Augusto Diniz | Música brasileira
Rodrigo Vellozo resgata em novo disco a obra do pai, Benito di Paula
O artista usa como referência os 50 anos do álbum em que Benito gravou ‘Maria Baiana Maria’ e ‘Do Jeito Que a Vida Quer’
Benito di Paula estava no auge em meados dos anos 1970, quando era um dos maiores vendedores de discos do País. Um álbum de sucesso lançado naquela época, a propósito, completa 50 anos em 2026. Filho de Benito, o cantor, compositor e pianista Rodrigo Vellozo divulgará em 31 de julho um disco que resgata parte daquele trabalho de 1976, com Maria Baiana Maria, Do Jeito Que a Vida Quer e Tudo Está no Seu Lugar, entre outras.

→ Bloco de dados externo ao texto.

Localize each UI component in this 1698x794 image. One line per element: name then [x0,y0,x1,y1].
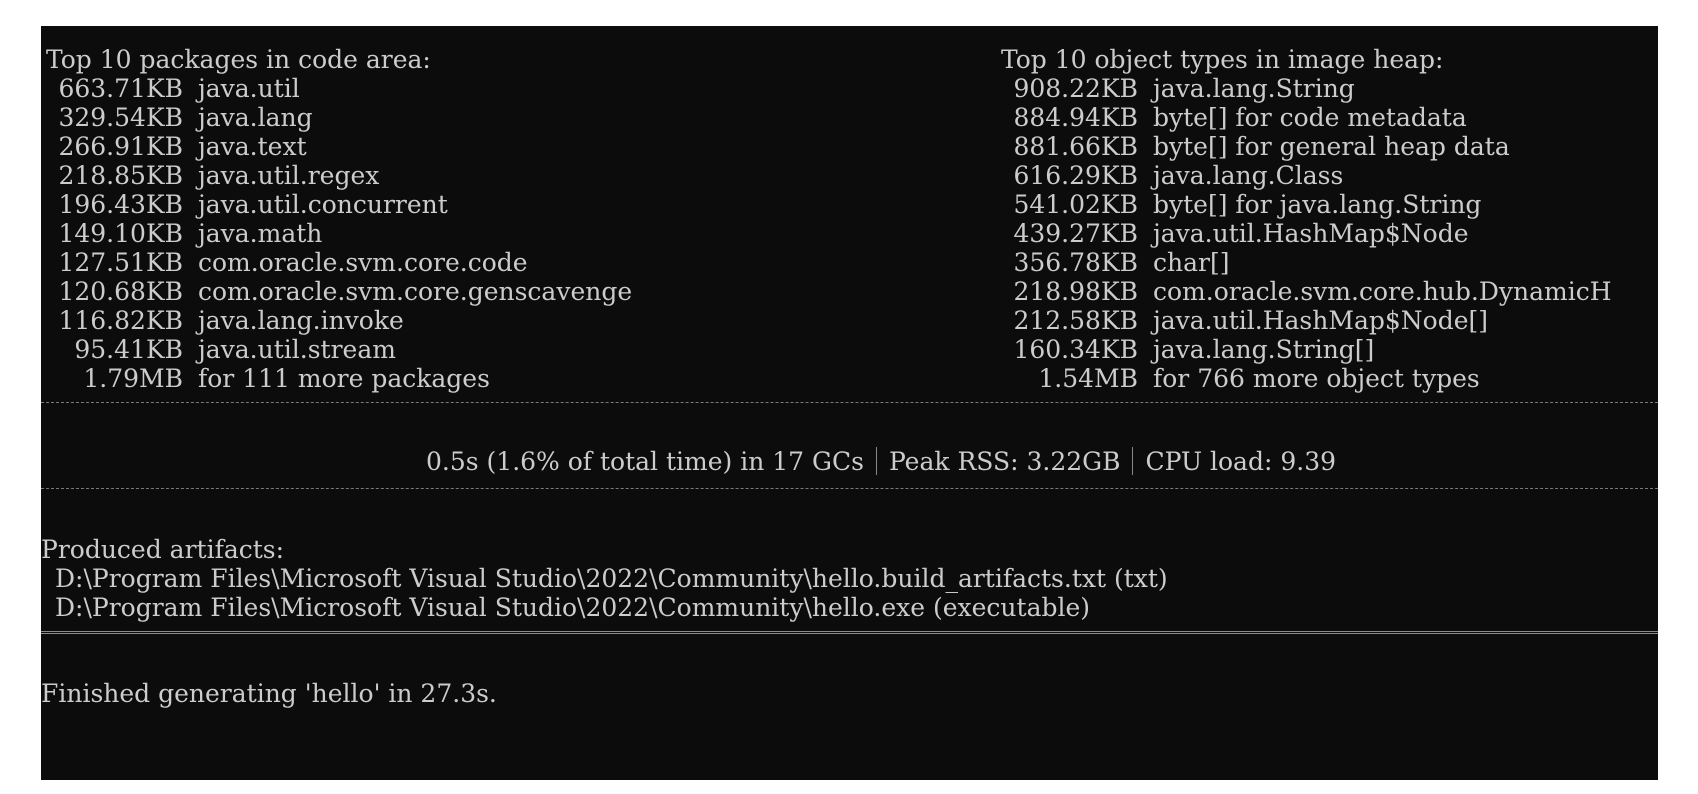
package-row: 196.43KB java.util.concurrent [58,190,448,219]
dashed-separator [41,402,1658,403]
package-row: 120.68KB com.oracle.svm.core.genscavenge [58,277,633,306]
package-row: 266.91KB java.text [58,132,307,161]
object-type-row: 881.66KB byte[] for general heap data [1013,132,1510,161]
divider-bar [875,447,877,475]
build-stats-line: 0.5s (1.6% of total time) in 17 GCs Peak … [426,446,1336,478]
package-row: 663.71KB java.util [58,74,300,103]
object-type-row: 884.94KB byte[] for code metadata [1013,103,1467,132]
dashed-separator [41,488,1658,489]
object-type-row: 212.58KB java.util.HashMap$Node[] [1013,306,1488,335]
artifact-path: D:\Program Files\Microsoft Visual Studio… [55,564,1168,593]
package-row: 218.85KB java.util.regex [58,161,380,190]
gc-stats: 0.5s (1.6% of total time) in 17 GCs [426,447,864,476]
package-row: 116.82KB java.lang.invoke [58,306,404,335]
object-type-row: 439.27KB java.util.HashMap$Node [1013,219,1469,248]
finished-message: Finished generating 'hello' in 27.3s. [41,679,497,708]
object-types-more-row: 1.54MB for 766 more object types [1038,364,1480,393]
object-type-row: 616.29KB java.lang.Class [1013,161,1344,190]
packages-more-row: 1.79MB for 111 more packages [83,364,490,393]
object-type-row: 908.22KB java.lang.String [1013,74,1355,103]
package-row: 149.10KB java.math [58,219,323,248]
artifacts-header: Produced artifacts: [41,535,285,564]
object-type-row: 356.78KB char[] [1013,248,1230,277]
terminal-window[interactable]: Top 10 packages in code area: 663.71KB ja… [41,26,1658,780]
cpu-load: CPU load: 9.39 [1145,447,1336,476]
package-row: 329.54KB java.lang [58,103,313,132]
package-row: 95.41KB java.util.stream [74,335,396,364]
artifact-path: D:\Program Files\Microsoft Visual Studio… [55,593,1091,622]
packages-header: Top 10 packages in code area: [46,45,431,74]
peak-rss: Peak RSS: 3.22GB [888,447,1121,476]
object-types-header: Top 10 object types in image heap: [1001,45,1444,74]
object-type-row: 218.98KB com.oracle.svm.core.hub.DynamicH [1013,277,1612,306]
object-type-row: 541.02KB byte[] for java.lang.String [1013,190,1482,219]
object-type-row: 160.34KB java.lang.String[] [1013,335,1375,364]
package-row: 127.51KB com.oracle.svm.core.code [58,248,528,277]
double-separator [41,631,1658,634]
divider-bar [1132,447,1134,475]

Completam o novo álbum algumas músicas de Benito que Rodrigo decidiu gravar por apresentarem o lado mais humano do pai, como Samba do Profeta, Bandeira do Samba e Oração de São Francisco.
Também em 31 de julho, haverá um show de apresentação do trabalho na Casa Natura Musical, no bairro de Pinheiros, na cidade de São Paulo. “Acho importante a obra do meu pai ser exaltada. Alguns artistas gravaram meu pai, mas acho que falta lembrar a importância dele”, afirmou Rodrigo em entrevista a CartaCapital.
“Ele tem o reconhecimento popular, mas a sua música foi rotulada. Meu pai nunca ganhou um prêmio da música, nem foi sequer citado no Grammy. Como pode isso, sendo um dos artistas entre os maiores vendedores de discos?”
É a segunda vez que Rodrigo Vellozo lança um álbum apenas com músicas do pai: a primeira foi com Como É Bonito Benito (2013). Para o novo disco, que leva o nome do homenageado, Rodrigo resolveu resgatar a formação musical que acompanhava o pai nos anos 1970, embora com novos arranjos.
Além de Rodrigo Vellozo na voz e no piano, a banda tem Rodrigo Campos no cavaquinho, no violão e nas guitarras; Thiago França (da banda Metá Metá) nos sopros; e o percussionista Fumaça, que já acompanhou muitos artistas da música brasileira. A mesma banda tocará no show de lançamento do álbum.
“Tenho sempre a expectativa de falar da obra de meu pai, de dizer que ela é muito importante”, afirma. “Tenho pontos de encontro com a obra de meu pai — e muitas diferenças. Eu me enxergo como continuação dele, mas não uma óbvia.”
Rodrigo Vellozo lançou em 2009 seu primeiro disco, intitulado Samba de Câmara. Depois, se envolveu em vários projetos, inclusive no teatro. Em 2025, lançou um álbum com Cida Moreira, Com o Coração na Boca, e fez um projeto musical com a obra de Chico Buarque.